Is there an equation that relates minimum time complexity, minimum space complexity, and entropy of the output of a function? It seems to me that there should be a relatively intuitive relationship between the three, something like $E=f(T+S)$ where $E$ is shannon entropy of the output, $T$ is time, $S$ is space, and f is a linear function or something like that. The main argument being that any function can be written as a hash map that takes its input to its output. This hashmap could be compressed based on its entropy.
I have a hunch that the only way to decrease the space an algorithm uses more than that is to increase the time complexity, as if the hashmap is moved onto a time axis instead of a space one. Is this crazy? Has there been any research done on this subject?

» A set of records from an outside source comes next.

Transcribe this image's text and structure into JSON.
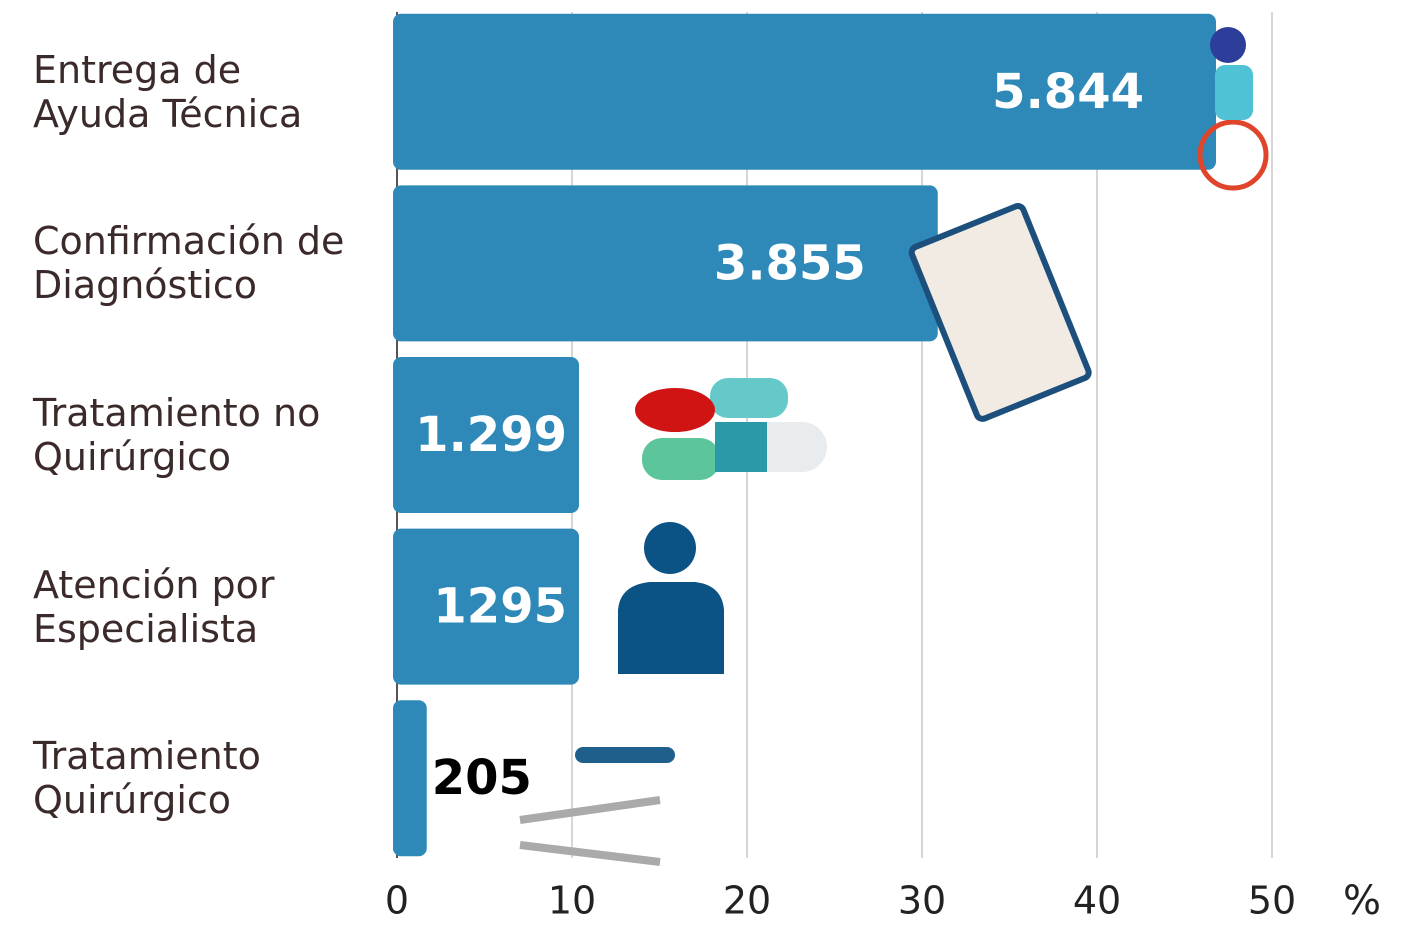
{
  "chart_data": {
    "type": "bar",
    "orientation": "horizontal",
    "categories": [
      "Entrega de\nAyuda Técnica",
      "Confirmación de\nDiagnóstico",
      "Tratamiento no\nQuirúrgico",
      "Atención por\nEspecialista",
      "Tratamiento\nQuirúrgico"
    ],
    "values": [
      46.8,
      30.9,
      10.4,
      10.4,
      1.7
    ],
    "annotations": [
      "5.844",
      "3.855",
      "1.299",
      "1295",
      "205"
    ],
    "color": "#2e89b8",
    "x_label": "%",
    "xlim": [
      0,
      50
    ],
    "xticks": [
      0,
      10,
      20,
      30,
      40,
      50
    ],
    "grid": true
  }
}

Edit for clarification: What I mean by "entropy of the output of a function" is this. Assume a function $g$ takes as input a bit string $x$ and outputs a message $y$. Now $g$ can thought of a source who's $x$th output is $y$. By "entropy of the output" I mean the shannon entropy of $g$ when thought of as a source.
Again, the argument is that $g$ can be implemented using a hash map in exponential space but in $O(1)$ time. However, I have a hunch that it seems reasonable that this space complexity can be reduced based on the entropy of $g$ (i.e. the entropy of the hashmap) and still maintain $O(1)$ time, essentially by compressing the hash map.
Beyond this reduction I also have a hunch that that you can decrease the space further, but in doing so you have to increase time proportionally. The idea being that you can't actually compress the information in the hash map any more than you already have (even when you compress using other measures of entropy like kolmogorov complexity), you can just "move" it along the time axis.